• The president should grit his teeth and repeat Hillary Clinton’s line from 2016: “We must accept this result.”

As it became clear that she would lose the 2016 election and news organizations called the race for Donald Trump, Hillary Clinton spoke to her supporters.

“We must accept this result,” she declared. “Donald Trump is going to be our president. We owe him an open mind and the chance to lead.”

She did not boast that she had won 2.9 million more votes than Trump. She did not file lawsuits to try to reverse thin margins. And she did not offer evidence-free allegations of voter fraud — as Trump did, even though he had won. Rather, she buttressed the norm in American electoral politics of the loser acknowledging the winner.

This norm is as traditional as it is wrenching for the losers. In conceding the presidential race in 1952 and sharing how he felt, Adlai Stevenson recalled what Lincoln supposedly said after losing an election: “He said he felt like a little boy who had stubbed his toe in the dark. He was too old to cry, but it hurt too much to laugh.” Still, Stevenson resolutely called on his backers to support Dwight Eisenhower in the presidency.

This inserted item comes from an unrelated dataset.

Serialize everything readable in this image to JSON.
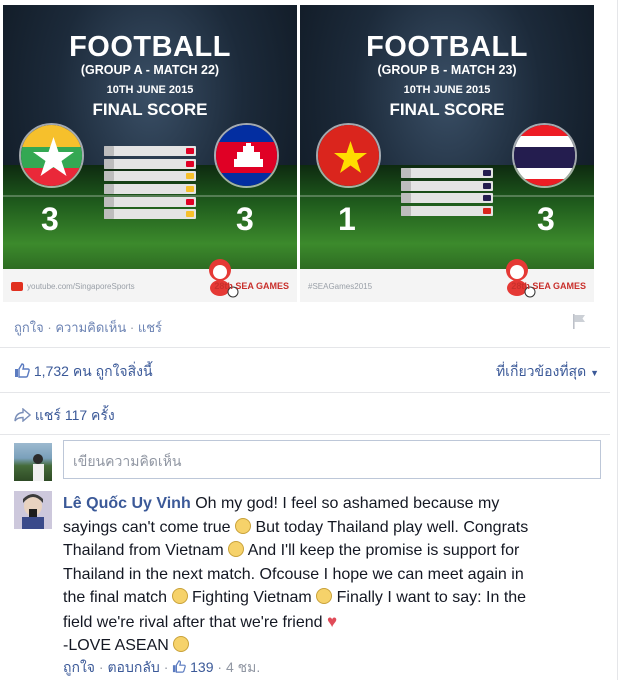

In 2000, after the Supreme Court effectively ended Al Gore’s quest for the presidency, Gore likewise admitted his heartache but urged voters: “I call on all Americans — I particularly urge all who stood with us — to unite behind our next president.”

Trump might study the particularly eloquent speech by John McCain as he conceded to Barack Obama in 2008. McCain said: “I urge all Americans who supported me to join me in not just congratulating him but offering our next president our good will and earnest effort to find ways to come together.”